A biopsy or swab should be performed on the laryngeal lesions for culture or histopathological examination to ascertain the diagnosis. To confirm the diagnosis of histoplasmosis, there are special staining methods, such as hematoxylin and eosin, Grocott’s methenamine silver, and periodic acid-Schiff stains [3, 6]. In the staining, hyphae can be seen in macrophages, and granulomas can also be seen [10]. The fungus can be successfully isolated on Sabouraud’s agar; however, this procedure may take up to 6 weeks [6]. Microscopically, histoplasmosis may have tuberculoid granulomas with caseous necrosis areas, which are features of tuberculosis, and chronic fungal infection may induce pseudoepitheliomatous hyperplasia, which mimics squamous cell carcinoma [3, 10]. Chest radiography, bone marrow biopsies, sputum, and urine cultures are recommended in laryngeal histoplasmosis cases to rule out disseminated disease [7]. In regards to the clinical signs on the laryngeal mucosa and histopathological examination, it poses a diagnosis dilemma as laryngeal carcinoma or laryngeal tuberculosis may also have similar appearances. Thus, it should be stressed that a thorough history-taking and physical examination should not only focus on the head and neck region. This is due to the fact that laryngeal histoplasmosis is usually associated with disseminated disease, with the digestive air tract and lungs specifically mentioned in various literatures [5].

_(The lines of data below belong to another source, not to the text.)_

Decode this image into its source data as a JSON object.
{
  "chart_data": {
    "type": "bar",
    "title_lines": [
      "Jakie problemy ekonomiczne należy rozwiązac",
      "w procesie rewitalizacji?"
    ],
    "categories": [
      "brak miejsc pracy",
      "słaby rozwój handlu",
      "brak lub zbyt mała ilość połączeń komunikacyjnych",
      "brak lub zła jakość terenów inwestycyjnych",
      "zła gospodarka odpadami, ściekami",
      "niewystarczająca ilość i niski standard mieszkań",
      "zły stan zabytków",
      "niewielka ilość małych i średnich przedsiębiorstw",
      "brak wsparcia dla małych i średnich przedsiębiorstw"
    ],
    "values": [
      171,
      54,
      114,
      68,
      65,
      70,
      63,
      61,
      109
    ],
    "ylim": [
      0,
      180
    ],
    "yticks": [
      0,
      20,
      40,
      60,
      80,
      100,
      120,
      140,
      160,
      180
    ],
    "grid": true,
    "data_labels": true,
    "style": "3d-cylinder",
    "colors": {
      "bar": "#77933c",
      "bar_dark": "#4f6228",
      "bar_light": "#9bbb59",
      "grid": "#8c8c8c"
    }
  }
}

The mainstay of treatment is IV amphotericin B, which is very effective for disseminated disease, and itraconazole to be given in the follow-up period. According to the Infectious Diseases Society of America, the recommended dosage for amphotericin B is 0.7–1.0 mg/kg/day, with a 2–4-month total administered dose of 35 mg/kg, and the dosage for itraconazole is 200 mg daily [3, 6]. Oral fluconazole (200–400 mg once a day) or oral ketoconazole (200–400 mg once daily) is alternatives if patients cannot tolerate amphotericin B, as studies have shown that oral antifungal’s effectiveness is comparable to amphotericin B [6, 11].

Conclusion

Primary laryngeal histoplasmosis is rare, as it is usually associated with disseminated disease that involves mainly the lungs. As a matter of fact, histoplasmosis should come to mind when diagnosing laryngeal pathology, especially in patients who have potential exposure or are immunocompromised. Due to the fact that its clinical features are not specific, it can lead to misdiagnosis, which may explain the low number of reported cases. The otolaryngologist should be aware of the existence of this condition and consider it a differential diagnosis in cases of laryngeal mass. Subsequently, perform specific staining to identify the organism and initiate the recommended antifungal treatment.